A. Map of Jac1 surface residues and introduced substitutions to alanine in Jac1_L105L109Y163 B. Ssq1 ATPase stimulation was measured as described in Fig. 1. C. Isu1 binding to Ssq1 analyzed using glycerol gradient centrifugation. Purified proteins: Isu1 (2.5 μM), Jac1 (5 μM), Ssq1 (5 μM) were incubated, as indicated, in the presence of ATP (2 mM) in 70 μl reaction mixture prior to loading onto a gradient. Plots representing quantification of protein content obtained by densitometry after analysis of protein content of fractions by SDS-PAGE and silver staining. w/o Jac1- a negative control with no Jac1 in the reaction mixture. D. jac1-Δ cells harboring plasmid -borne copies of wt or mutant jac1, as indicated, were plated as 10-fold serial dilutions on glucose-rich medium and incubated at 30°C and 37°C for 3 days. E. (top) Aconitase (left) and succinate dehydrogenase (right) activities were measured in lysates of mitochondria isolated from jac1-Δ cells harboring plasmid -borne copies of wt JAC1or jac1_L105L109Y163 grown in glucose-minimal medium. As a standard, the non-FeS cluster-containing protein malate dehydrogenase (MDH) was measured. The ratio of activities of aconitase and MDH or SDH and MDH was calculated and expressed as percent of the ratio in wt mitochondrial extracts. Bars represents average values for three repeated measurements with presented error bars as S.D. (bottom) Levels of Jac1 and Aac1, a loading control, in the mitochondrial extracts described in top panel were determined. Extracts were subjected to SDS-PAGE and proteins detected by immunoblot analysis using polyclonal antibodies as indicated.

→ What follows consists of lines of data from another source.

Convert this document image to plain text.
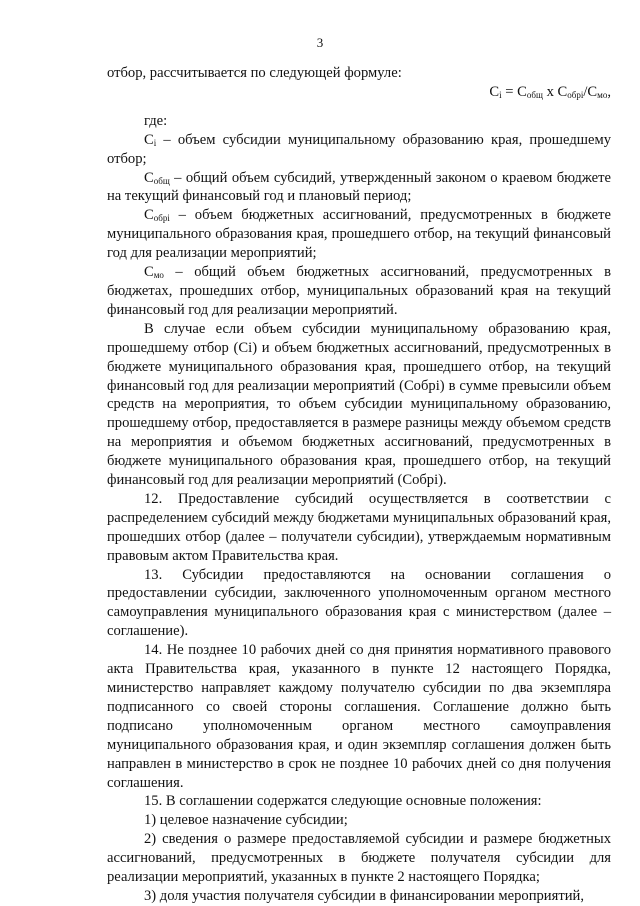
3

отбор, рассчитывается по следующей формуле:

$C_i = C_{общ}$ x $C_{обрi}/C_{мо}$,

где:

$C_i$ – объем субсидии муниципальному образованию края, прошедшему отбор;

$C_{общ}$ – общий объем субсидий, утвержденный законом о краевом бюджете на текущий финансовый год и плановый период;

$C_{обрi}$ – объем бюджетных ассигнований, предусмотренных в бюджете муниципального образования края, прошедшего отбор, на текущий финансовый год для реализации мероприятий;

$C_{мо}$ – общий объем бюджетных ассигнований, предусмотренных в бюджетах, прошедших отбор, муниципальных образований края на текущий финансовый год для реализации мероприятий.

В случае если объем субсидии муниципальному образованию края, прошедшему отбор (Ci) и объем бюджетных ассигнований, предусмотренных в бюджете муниципального образования края, прошедшего отбор, на текущий финансовый год для реализации мероприятий (Cобрi) в сумме превысили объем средств на мероприятия, то объем субсидии муниципальному образованию, прошедшему отбор, предоставляется в размере разницы между объемом средств на мероприятия и объемом бюджетных ассигнований, предусмотренных в бюджете муниципального образования края, прошедшего отбор, на текущий финансовый год для реализации мероприятий (Cобрi).

12. Предоставление субсидий осуществляется в соответствии с распределением субсидий между бюджетами муниципальных образований края, прошедших отбор (далее – получатели субсидии), утверждаемым нормативным правовым актом Правительства края.

13. Субсидии предоставляются на основании соглашения о предоставлении субсидии, заключенного уполномоченным органом местного самоуправления муниципального образования края с министерством (далее – соглашение).

14. Не позднее 10 рабочих дней со дня принятия нормативного правового акта Правительства края, указанного в пункте 12 настоящего Порядка, министерство направляет каждому получателю субсидии по два экземпляра подписанного со своей стороны соглашения. Соглашение должно быть подписано уполномоченным органом местного самоуправления муниципального образования края, и один экземпляр соглашения должен быть направлен в министерство в срок не позднее 10 рабочих дней со дня получения соглашения.

15. В соглашении содержатся следующие основные положения:

1) целевое назначение субсидии;

2) сведения о размере предоставляемой субсидии и размере бюджетных ассигнований, предусмотренных в бюджете получателя субсидии для реализации мероприятий, указанных в пункте 2 настоящего Порядка;

3) доля участия получателя субсидии в финансировании мероприятий,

Fig. 5. Tyrosine 163 of Jac1 can be functionally replaced by Phenylalanine

A. Maps of Jac1 surface residues and introduced substitutions to alanine in Jac1 variants. B. jac1-Δ cells harboring plasmid-borne copies of wtJAC1 or jac1 mutant, as indicated, were plated as 10-fold serial dilutions on glucose-rich medium and incubated at 30°C and 37°Cfor 3 days. C. Ssq1 ATPase stimulation was measured as described in Fig. 1.